Ford Motor Co.’s one-time partsmaking operations, now known as Visteon, may soon be able to exit bankruptcy protection, following in the corporate footsteps of Delphi Corp., the former General Motors parts arm that this year finally wound up the longest run under Chapter 11 of any company in American history.
The two units were initially created to help Ford and GM spin off stamping and other component operations that they no longer believed possible to operate profitably, especially under their expensive union labor contracts. But even on its own, Visteon, created in 2000, was almost immediately struggling to survive.

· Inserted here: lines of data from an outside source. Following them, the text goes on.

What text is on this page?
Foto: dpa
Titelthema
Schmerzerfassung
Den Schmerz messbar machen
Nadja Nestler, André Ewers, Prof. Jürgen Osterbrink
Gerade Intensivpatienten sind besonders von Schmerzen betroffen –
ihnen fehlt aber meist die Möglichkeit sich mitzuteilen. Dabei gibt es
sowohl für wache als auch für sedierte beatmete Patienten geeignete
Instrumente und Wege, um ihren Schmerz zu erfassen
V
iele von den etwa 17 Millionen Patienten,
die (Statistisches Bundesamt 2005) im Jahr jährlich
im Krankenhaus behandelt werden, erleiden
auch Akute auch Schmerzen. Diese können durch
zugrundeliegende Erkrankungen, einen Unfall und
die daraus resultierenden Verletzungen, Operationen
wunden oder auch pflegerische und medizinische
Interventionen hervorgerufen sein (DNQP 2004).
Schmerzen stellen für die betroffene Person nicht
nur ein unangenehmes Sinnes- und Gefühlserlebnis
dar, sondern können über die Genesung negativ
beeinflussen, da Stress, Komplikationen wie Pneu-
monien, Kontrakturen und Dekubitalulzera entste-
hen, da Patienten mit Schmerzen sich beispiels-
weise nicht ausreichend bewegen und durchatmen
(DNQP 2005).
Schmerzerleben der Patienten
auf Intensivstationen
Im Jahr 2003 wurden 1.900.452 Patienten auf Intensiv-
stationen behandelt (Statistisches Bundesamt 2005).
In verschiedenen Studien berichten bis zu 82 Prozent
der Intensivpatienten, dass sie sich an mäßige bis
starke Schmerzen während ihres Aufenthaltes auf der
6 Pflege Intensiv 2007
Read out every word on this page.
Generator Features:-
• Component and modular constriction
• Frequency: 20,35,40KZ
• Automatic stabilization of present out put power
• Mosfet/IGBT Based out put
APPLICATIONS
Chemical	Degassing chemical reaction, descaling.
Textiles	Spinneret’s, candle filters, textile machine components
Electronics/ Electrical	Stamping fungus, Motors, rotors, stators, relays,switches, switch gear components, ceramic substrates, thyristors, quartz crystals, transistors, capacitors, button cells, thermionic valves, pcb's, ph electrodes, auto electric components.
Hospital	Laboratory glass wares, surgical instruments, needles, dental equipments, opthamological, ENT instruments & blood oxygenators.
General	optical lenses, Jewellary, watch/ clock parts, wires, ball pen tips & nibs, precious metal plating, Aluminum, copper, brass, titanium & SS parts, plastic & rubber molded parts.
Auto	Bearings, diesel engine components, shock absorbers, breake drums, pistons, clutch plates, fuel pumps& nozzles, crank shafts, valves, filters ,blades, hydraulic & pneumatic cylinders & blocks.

The maker filed for Chapter 11 protection in May of last year and many observers believed that without some assistance from former parent Ford, it would not be able to re-emerge.
But the two companies have resolved a number of outstanding issues, Ford agreeing to waive $268 million in pension and retiree benefit claims against Visteon. The automaker has also agreed to move forward with $600 million in critical new contracts.
“The global settlement represents the final piece of the puzzle in Visteon’s Chapter 11 reorganization and the restructuring of its commercial relationship with Ford,” Visteon said in a court filing in U.S. Bankruptcy Court in Delaware.
Barring a last-minute hitch, the Visteon that would emerge from bankruptcy will be very different from the company Ford spun off a decade ago.
The company, based in the Detroit suburb of Van Buren Township, has closed or sold more than 50 plants and seen its workforce shrink from 80,000 to 26,000 worldwide. Sales have been cut from $19 billion to just $6.7 billion, with a move away from traditional heavy metal operations to more high-tech business.
In the process, Visteon has slashed by roughly two-thirds its dependence upon Ford, which initially provided 84% of its revenues and now generates just 27%. Indeed, the Michigan company’s biggest client, these days, is the Korean carmaker, Hyundai.
Once the world’s largest auto parts company, Delphi followed a similar downsizing strategy through its long bankruptcy process but with a new focus on high-tech products it is aiming to rebuild revenues by as much as $1 billion annually. Visteon is aiming to achieve a directionally similar turnaround.